The expectation of China’s stagflation in Q3 of the 21st year continued to rise, reaching its peak before the shift of the supply guarantee policy in mid September. During this period, it showed typical stagflation configuration characteristics: cycle, Finance technology, consumption, undervalued value overvalued value, CSI 500 CSI 300 gem. The biggest difference between this round of stagflation expectation and last year is that on the one hand, geographical conflict plays the most important role, on the other hand, stagflation transmission from outside to inside. We believe that: first, stagflation in any case restricts interest rates and puts pressure on the valuation of growth stocks; Secondly, the expectation of stagflation caused by geographical conflict is naturally unpredictable, and the fluctuation risk of resource products and cyclical stocks is also increased accordingly; Third, in the context of intensified external shocks and the rising demand for stable growth in China, we are still in a macro combination of weak economy and low credit, and historical experience points to the predominance of undervalued style.

strategy suggestions and industry recommendations

The steady growth sector still has upward momentum. On the one hand, infrastructure investment has entered the effect verification period, and follow-up pay close attention to the commencement progress; On the other hand, the real estate regulation policy also shows a loosening trend. In the next stage, priority will be given to state-owned enterprise developers and banks. From the medium-term perspective, the further trend in the future needs to wait for a follow-up decision.
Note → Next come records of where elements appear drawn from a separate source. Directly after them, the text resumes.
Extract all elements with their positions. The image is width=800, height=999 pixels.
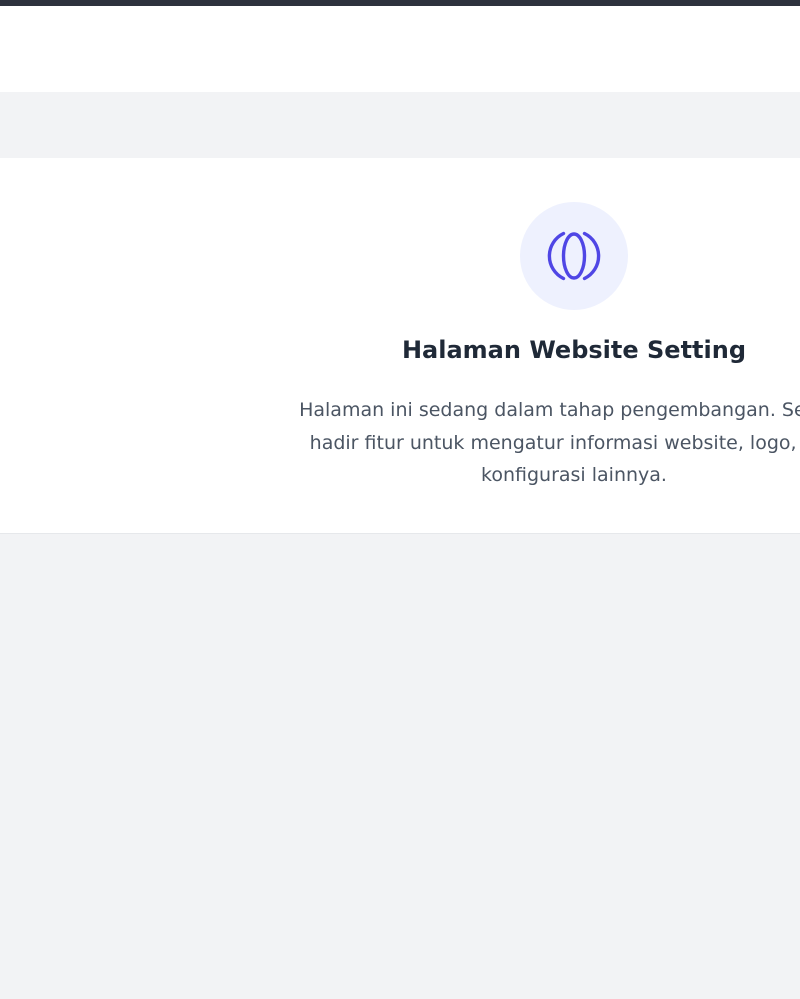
icon-circle xyxy=(520,202,628,310)
page-header xyxy=(0,6,800,92)
page-title: Halaman Website Setting xyxy=(401,336,747,364)
page-description: Halaman ini sedang dalam tahap pengemban… xyxy=(299,399,800,486)
globe-icon xyxy=(547,231,601,281)
placeholder-card: Halaman Website Setting Halaman ini seda… xyxy=(0,158,800,534)
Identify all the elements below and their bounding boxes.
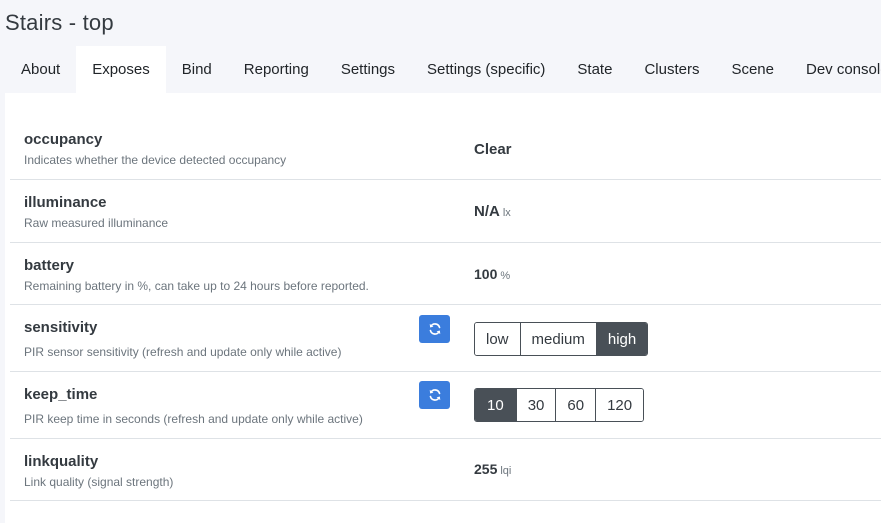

If the high-frequency data in March points to that the physical demand is still low, the value dominant window will continue; If the characteristics of the economic bottom appear in the next 1-2 months, the style of the second quarter is expected to turn to consumption and manufacturing.

(1) the government work report further strengthens the expectation of economic growth, and the steady growth sector still has upward momentum. It recommends high-quality banks and state-owned enterprise developers; (2) Pay attention to communications in the direction of new infrastructure development, state-owned enterprise reform + military industry determined by growth trend; (3) Oil transportation benefiting from the expansion of regional alternative demand, as well as aquaculture and catering with the concept of dilemma reversal.

risk tips : 1. The epidemic is out of control; 2. A sharp recession; 3. The policy has changed more than expected.